One thing that surprised me negatively, however, was that certain songs that I associate very strongly with Guthrie were completely missing: where was Grand Coulee Dam, which would have let me point out that Lonnie Donegan did the best cover version of it? And where was It Takes a Married Man to Sing a Worried Song, which would have let me explore all the different takes on the Carter Family’s Worried Man Blues. Oh well, maybe next time?
5/5: love it
|I also mentioned this wonderful story in a footnote when reviewing Stars and Stripes Forever! by University of Michigan Symphony Band and H. Robert Reynolds (1983).

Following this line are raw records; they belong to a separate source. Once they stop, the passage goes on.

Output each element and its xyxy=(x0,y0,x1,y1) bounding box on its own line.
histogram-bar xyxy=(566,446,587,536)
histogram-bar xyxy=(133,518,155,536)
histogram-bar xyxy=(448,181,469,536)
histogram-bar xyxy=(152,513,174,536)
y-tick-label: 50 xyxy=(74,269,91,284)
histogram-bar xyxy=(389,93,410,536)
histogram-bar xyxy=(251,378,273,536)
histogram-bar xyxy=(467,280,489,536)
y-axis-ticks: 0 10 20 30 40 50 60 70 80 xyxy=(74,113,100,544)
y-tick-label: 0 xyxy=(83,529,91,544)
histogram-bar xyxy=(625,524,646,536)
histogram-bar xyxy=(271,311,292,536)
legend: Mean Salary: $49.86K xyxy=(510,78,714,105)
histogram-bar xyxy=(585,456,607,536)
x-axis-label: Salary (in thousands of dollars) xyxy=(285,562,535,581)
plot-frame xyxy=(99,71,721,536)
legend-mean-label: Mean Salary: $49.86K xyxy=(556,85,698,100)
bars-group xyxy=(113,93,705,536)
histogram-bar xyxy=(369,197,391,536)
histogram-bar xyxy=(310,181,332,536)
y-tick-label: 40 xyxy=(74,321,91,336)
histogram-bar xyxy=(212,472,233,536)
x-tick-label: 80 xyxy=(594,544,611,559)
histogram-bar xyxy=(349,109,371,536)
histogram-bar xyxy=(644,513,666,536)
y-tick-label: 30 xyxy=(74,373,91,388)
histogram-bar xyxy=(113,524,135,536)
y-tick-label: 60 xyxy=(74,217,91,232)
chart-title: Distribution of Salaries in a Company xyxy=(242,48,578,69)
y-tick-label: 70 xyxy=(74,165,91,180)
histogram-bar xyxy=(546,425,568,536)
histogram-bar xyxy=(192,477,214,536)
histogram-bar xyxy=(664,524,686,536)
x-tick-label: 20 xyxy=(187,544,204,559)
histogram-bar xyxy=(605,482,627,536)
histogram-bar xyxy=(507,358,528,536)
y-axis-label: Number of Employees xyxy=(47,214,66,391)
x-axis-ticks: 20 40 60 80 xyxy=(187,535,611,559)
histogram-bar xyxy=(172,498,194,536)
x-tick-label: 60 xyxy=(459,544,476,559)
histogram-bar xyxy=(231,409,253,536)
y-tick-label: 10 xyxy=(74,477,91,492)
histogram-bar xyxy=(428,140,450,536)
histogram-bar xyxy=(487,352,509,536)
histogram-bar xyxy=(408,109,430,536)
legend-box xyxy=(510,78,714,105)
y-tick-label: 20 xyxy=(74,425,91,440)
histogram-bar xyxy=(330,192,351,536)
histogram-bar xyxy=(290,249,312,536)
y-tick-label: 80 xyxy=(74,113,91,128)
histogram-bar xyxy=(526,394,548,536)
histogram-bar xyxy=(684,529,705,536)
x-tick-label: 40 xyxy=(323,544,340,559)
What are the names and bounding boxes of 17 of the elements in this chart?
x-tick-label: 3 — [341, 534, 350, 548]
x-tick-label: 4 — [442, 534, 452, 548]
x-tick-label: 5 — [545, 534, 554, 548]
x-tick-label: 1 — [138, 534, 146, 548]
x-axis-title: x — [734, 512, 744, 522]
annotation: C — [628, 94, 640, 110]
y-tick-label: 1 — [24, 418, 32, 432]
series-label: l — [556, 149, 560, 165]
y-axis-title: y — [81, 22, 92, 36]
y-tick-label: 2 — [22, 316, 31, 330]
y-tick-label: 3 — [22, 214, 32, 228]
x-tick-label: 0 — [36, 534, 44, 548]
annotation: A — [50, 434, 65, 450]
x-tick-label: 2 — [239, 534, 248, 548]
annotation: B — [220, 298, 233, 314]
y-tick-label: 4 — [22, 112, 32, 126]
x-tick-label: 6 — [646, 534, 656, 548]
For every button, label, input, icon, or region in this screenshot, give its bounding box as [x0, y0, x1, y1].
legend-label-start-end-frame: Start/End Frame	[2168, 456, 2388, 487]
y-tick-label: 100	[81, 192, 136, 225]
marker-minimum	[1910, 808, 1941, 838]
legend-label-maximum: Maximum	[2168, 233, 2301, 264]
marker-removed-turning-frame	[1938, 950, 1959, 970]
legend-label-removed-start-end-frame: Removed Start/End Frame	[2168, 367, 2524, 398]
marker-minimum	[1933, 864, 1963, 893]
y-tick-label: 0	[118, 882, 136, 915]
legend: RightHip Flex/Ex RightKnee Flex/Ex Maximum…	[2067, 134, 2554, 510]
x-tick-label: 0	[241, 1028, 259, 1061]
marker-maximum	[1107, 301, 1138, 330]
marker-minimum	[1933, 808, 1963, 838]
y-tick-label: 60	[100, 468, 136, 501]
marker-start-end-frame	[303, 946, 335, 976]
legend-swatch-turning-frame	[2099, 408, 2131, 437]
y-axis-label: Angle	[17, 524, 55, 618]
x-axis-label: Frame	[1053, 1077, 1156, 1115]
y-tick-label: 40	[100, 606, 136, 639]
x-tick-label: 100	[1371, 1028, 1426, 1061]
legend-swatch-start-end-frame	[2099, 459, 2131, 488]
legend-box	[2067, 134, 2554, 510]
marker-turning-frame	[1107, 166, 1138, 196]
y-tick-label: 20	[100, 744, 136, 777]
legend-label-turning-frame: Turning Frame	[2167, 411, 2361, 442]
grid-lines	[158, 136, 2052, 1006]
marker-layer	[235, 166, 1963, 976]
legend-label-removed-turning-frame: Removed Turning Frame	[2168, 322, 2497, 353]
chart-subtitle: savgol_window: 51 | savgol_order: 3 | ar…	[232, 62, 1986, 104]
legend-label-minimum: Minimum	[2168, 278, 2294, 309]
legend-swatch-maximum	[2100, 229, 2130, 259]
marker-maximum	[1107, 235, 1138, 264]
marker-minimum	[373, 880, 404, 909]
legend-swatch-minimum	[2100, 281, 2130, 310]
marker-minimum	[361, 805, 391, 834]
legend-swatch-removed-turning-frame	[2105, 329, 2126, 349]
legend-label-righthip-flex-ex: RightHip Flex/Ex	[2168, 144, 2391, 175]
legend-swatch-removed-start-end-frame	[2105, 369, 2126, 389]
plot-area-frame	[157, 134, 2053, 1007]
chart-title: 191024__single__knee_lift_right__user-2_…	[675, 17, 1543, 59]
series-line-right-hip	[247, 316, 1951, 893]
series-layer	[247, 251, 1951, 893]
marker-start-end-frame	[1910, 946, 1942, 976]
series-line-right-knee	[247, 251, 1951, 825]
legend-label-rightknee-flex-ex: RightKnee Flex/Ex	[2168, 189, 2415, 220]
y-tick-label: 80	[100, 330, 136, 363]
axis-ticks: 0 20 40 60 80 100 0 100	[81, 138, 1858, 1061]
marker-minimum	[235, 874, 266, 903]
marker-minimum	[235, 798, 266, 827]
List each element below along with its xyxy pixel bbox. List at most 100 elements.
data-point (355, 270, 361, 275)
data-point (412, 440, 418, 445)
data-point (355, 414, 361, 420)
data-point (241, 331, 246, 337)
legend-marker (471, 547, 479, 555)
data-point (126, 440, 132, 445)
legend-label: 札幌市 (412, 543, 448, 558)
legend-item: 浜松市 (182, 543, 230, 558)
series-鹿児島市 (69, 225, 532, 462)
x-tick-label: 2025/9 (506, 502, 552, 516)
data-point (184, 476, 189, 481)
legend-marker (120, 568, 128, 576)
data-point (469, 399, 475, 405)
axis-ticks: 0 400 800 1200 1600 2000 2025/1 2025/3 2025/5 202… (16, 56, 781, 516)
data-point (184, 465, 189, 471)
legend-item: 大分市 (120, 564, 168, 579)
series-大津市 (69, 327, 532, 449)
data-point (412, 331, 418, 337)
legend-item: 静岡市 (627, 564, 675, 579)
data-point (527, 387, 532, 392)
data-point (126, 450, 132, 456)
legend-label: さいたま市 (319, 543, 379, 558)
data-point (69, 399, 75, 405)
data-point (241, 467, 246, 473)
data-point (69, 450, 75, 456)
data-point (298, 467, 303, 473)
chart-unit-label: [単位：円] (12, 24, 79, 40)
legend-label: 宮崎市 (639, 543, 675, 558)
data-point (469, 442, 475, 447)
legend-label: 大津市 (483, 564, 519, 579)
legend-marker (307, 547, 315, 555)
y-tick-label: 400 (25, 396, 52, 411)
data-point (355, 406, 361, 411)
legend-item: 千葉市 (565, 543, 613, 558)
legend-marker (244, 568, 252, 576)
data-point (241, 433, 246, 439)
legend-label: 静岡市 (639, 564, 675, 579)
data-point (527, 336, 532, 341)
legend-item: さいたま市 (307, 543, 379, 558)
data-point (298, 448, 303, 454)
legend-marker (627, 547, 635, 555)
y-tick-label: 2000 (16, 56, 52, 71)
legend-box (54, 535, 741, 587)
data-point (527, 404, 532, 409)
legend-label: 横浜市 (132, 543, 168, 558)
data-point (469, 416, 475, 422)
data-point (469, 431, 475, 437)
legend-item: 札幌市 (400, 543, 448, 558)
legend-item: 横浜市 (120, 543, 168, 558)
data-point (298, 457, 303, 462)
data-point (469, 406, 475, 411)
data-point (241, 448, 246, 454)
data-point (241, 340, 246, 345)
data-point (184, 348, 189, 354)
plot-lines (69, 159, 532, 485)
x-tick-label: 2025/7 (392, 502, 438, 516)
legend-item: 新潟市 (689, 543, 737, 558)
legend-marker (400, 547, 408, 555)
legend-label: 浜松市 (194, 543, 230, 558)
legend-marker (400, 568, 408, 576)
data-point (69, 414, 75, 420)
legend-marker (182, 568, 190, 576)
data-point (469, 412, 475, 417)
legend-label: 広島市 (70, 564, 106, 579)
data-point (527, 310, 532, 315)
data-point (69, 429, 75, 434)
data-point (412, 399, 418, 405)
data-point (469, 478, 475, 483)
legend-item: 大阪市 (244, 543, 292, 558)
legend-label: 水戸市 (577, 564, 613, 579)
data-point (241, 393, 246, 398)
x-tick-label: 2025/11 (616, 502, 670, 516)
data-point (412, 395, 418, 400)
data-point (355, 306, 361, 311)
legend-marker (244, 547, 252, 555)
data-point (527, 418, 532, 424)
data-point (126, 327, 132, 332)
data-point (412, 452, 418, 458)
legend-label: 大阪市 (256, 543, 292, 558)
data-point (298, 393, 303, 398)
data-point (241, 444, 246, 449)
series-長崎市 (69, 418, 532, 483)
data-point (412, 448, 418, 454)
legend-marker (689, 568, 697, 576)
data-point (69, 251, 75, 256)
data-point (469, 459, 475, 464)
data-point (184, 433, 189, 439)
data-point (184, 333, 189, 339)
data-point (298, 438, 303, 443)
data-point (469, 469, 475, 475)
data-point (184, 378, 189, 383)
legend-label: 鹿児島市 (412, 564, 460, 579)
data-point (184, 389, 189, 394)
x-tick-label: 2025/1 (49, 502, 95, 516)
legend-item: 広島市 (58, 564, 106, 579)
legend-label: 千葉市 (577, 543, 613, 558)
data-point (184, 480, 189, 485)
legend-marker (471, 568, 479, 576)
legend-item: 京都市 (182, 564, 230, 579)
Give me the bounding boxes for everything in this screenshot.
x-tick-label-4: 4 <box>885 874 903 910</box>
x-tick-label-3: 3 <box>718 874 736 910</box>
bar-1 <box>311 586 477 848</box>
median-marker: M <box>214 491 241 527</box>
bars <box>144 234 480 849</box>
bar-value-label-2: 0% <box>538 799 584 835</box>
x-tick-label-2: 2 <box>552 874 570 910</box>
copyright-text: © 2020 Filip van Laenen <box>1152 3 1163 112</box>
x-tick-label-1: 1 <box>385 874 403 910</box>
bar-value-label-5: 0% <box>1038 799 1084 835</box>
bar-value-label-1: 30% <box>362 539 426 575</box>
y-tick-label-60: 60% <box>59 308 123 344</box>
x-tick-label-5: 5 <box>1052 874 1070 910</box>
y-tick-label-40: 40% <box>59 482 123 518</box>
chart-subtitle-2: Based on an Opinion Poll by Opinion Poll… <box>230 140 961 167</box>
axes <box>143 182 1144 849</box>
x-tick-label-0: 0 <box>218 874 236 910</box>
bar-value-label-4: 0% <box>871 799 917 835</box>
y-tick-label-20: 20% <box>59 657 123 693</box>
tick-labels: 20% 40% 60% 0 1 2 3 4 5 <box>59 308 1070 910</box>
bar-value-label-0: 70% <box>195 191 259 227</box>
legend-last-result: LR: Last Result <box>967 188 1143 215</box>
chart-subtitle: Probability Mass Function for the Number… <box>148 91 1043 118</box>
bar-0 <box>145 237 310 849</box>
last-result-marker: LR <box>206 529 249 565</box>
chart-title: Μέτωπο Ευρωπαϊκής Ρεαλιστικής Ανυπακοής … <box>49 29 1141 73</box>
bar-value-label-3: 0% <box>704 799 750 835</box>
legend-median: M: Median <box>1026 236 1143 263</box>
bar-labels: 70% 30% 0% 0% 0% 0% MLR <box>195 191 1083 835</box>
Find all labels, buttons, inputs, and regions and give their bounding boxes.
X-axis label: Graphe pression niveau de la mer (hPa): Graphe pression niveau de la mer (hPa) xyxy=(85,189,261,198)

|Not “Odessa,” Siri – that’s something else entirely.
|My favorite of hers is Santy Anno, which was one of my favorite “San Francisco songs” when I lived there from 2011 to 2013. If you ever doubt that her voice is perfect, listen to that song and then listen to this cover of it, which is also excellent, but note that the singer’s (still very strong) voice feels a bit thinner and even pointier at the high notes, where Odetta’s is so beautifully smooth and rounded. She also reminds me of Umm Kulthum in that way, though I listen to the latter far more often now.
|On that note, I would really like to hear a mashup of Worried Man Blues and Gotta Travel On.